The headline I wrote for Forbes was an attempt to capture the full effect, but headlines are tough that way. On the one hand, you have to grab a reader quickly. On the other, headlines have to be accurate and truthful. In this day and age -- where everyone has a keyboard and a Wordpress (or LinkedIn) account -- it can be hard to separate the wheat from the chaff and too easy to discount headlines that scream "disruption." I elected to run with the popular technique of using a question as the headline:
Could This Pricing Tool for Consumers Disrupt Healthcare?The fact is -- this particular pricing tool is very disruptive -- and not for the reasons that are readily apparent. The first reaction by many was, so what? There are tons of consumer pricing tools already on the market. I highlighted three that are "consumer facing."
These are all great examples in their own right, of course (and there are many others), but they are all attempts to circumvent the mechanism that keeps true "in-network" provider pricing from becoming transparent. They're mostly designed with the fervent prayer that consumers will influence pricing by shopping with their feet.
But that's not the full effect of the new pricing tool -- by a long shot. One of the key pricing targets is the providers that Blue Cross Blue Shield of North Carolina (BCBSNC) negotiates with. In the course of one short week (since launch), one provider has already called BCBSNC to ask that its prices be lowered.
In. One. Week.
Full credit goes to BCBSNC for its bold vision. This cannot have been easy. For decades, in-network pricing (hotly negotiated between payers like BCBSNC and their various networks of providers) has been a closely guarded secret. Prices were considered proprietary -- and serious legal effort was expended to ensure their secrecy -- often including non-disclosure agreements, with serious penalties for breach.
That changed this month, and I posit it will have a profound impact on the healthcare system as a whole. Why? Because it's a Blue Cross Blue Shield organization (one of 37 around the country), and because the footprint for the Association of Blues is enormous. Not just in North Carolina (lives covered by BCBSNC equal about 40% of the population in North Carolina): The association either administers or provides health coverage for about 1/3 of the entire U.S. population (roughly 105 million Americans).

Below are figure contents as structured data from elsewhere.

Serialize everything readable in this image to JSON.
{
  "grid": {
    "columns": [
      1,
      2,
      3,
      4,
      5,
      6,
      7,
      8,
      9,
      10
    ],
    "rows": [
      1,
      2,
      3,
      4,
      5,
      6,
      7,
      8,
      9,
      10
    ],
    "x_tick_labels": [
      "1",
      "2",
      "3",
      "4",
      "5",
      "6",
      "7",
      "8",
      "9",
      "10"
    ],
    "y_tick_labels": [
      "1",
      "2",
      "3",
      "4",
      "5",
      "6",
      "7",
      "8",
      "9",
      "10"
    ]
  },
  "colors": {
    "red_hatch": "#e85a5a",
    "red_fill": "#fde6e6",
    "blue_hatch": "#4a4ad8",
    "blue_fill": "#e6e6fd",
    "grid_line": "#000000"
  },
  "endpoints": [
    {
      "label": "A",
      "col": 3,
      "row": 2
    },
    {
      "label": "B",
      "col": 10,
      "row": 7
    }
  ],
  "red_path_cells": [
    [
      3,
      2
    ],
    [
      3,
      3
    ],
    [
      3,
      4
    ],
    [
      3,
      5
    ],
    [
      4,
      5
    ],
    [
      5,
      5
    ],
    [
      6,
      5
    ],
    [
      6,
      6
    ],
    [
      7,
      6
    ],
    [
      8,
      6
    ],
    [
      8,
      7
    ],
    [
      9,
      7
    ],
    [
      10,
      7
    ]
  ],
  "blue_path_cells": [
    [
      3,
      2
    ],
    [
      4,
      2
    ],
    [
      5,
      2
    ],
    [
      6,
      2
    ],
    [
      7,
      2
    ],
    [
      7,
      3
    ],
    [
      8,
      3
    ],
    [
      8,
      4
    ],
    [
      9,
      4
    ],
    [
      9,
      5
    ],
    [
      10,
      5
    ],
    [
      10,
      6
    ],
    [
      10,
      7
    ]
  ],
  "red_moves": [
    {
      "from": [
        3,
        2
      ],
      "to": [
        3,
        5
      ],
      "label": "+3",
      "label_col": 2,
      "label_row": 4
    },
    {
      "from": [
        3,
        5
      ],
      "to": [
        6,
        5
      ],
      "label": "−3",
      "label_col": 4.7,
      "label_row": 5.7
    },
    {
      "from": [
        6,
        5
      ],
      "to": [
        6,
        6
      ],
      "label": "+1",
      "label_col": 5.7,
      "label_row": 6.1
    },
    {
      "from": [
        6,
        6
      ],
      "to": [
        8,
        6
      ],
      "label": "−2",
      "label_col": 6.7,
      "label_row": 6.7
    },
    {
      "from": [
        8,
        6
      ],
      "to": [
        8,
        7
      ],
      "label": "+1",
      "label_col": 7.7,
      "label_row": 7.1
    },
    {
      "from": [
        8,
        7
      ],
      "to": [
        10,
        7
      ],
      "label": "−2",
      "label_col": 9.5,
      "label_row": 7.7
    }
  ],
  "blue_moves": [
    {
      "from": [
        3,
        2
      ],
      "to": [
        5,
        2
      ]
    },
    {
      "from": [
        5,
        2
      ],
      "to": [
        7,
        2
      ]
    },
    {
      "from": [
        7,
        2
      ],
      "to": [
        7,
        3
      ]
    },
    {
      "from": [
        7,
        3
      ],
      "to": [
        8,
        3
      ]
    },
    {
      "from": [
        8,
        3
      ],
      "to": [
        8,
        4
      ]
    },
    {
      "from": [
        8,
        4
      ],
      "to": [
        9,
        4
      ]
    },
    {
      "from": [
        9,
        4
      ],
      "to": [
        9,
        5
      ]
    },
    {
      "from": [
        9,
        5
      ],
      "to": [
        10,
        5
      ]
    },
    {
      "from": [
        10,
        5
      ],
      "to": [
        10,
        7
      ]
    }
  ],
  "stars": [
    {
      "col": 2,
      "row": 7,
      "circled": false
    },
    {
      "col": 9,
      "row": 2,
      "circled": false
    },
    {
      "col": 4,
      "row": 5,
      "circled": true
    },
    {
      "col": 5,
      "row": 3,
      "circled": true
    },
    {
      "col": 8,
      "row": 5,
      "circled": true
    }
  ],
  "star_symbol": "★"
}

It will be hard for other Blue Cross Blue Shield plans to ignore this precedent-setting move by BCBSNC.
Will this be the impetus that forces payers to disclose in-network contract pricing more broadly? That's a big unknown, of course, but the pressure is enormous and growing. BCBSNC was the first, but I doubt it will be the last.
I ended the article on Forbes this way: "Some said this could never happen. Others said it never would. The fact is -- it just did. I'm betting other payers (every color stripe) will follow."
At the very least, the pressure of true, in-network contract pricing transparency is clearly evident... and mounting. The whole healthcare industry needs as much disruption as everyone can create. The surprise here was the source. Way to go, Big Blue!